SaskPower celebrated the official launch of its integrated carbon capture and storage (CCS) plant on Oct. 2, 2014, with about 250 people in attendance, including delegates from around the world. They were able to tour the capture island that was constructed as part of the project, and Unit 3 at Boundary Dam, which was retrofitted with clean coal technologies.
Saskatchewan Premier Brad Wall, who was among those at the launch, said the project should be a source of hope for other countries that rely on coal for power.
“Maybe coal, affordable coal, can continue to be part of a more sustainable energy mix here, and around the world,” said Wall.
Since that time, SaskPower has been busy promoting the plant and the technology. They have received visits from global leaders, and has been recognized by numerous publications and organizations.
The first group of visitors came just a couple weeks after the grand opening, when a group of diplomats visiting the province travelled to Estevan. Veselko Grubišić, the Croatian ambassador to Canada, called the CCS project “the Mount Everest of technology.”
But the most high-profile tour came in late August, when Boundary Dam received a U.S. congressional visit. South Carolina Republican Senator Lindsey Graham, who is vying for the Republican presidential ticket, and Rhode Island Democrat Senator Sheldon Whitehouse were joined by South Carolina Republican Congressman Tom Rice.
They were impressed with the project.
“I would argue we need to rid our system of coal if we’re going to have the kind of life that human-kind has had for hundreds of generations … unless … technology like this can make coal clean. If it can, then we have a whole new set of opportunities and a much easier political solution,” Whitehouse said at the time.
The first award came late last year, when Boundary Dam was named Project of the Year in the coal category by two magazines, Power Engineering and Renewable Energy World. The award is given annually to projects that reflect the electrical generating industry’s search for cleaner, more efficient sources of power generation and demonstrate new technologies that will help achieve those goals.
Then in June, it was revealed Boundary Dam and a project in Australia would share the Edison Electric Institute’s 2015 Edison Award. The award is the international electrical industry’s top honour.
“SaskPower’s Boundary Dam CCS Project is a great example of the electric power industry’s commitment to using cutting-edge technologies to provide affordable, reliable and increasingly clean energy to customers,” Edison Energy Institute president Tom Kuhn said at the time.
“The talented team at SaskPower is deserving of the Edison Award for its groundbreaking work on this innovative project that will benefit customers
and reduce emissions.”
SaskPower also released figures in February that showed Unit 3 at Boundary Dam was exceeding their expectations.
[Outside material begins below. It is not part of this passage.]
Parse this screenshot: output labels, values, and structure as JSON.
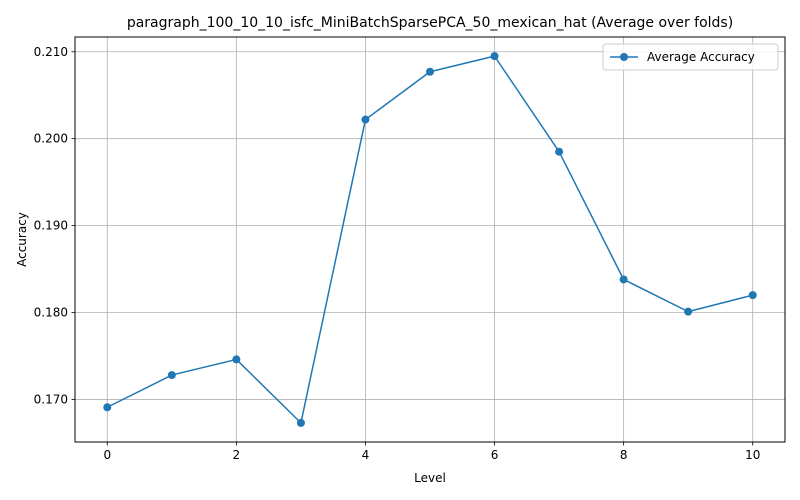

It is generating 120 megawatts of power, compared to their hope of 110 megawatts. And the carbon dioxide purity was 99.9 per cent, compared to the projection of 95.5 per cent.
There have been challenges. The capture island has been shut down multiple times while SaskPower continues to work out the bugs associated with the technology. And a large cylinder inside the capture island was recently replaced, although it was under warranty with an outside supplier.
The CCS project is expected to capture one million tonnes of carbon dioxide per year, greatly reducing the emissions that enter the atmosphere.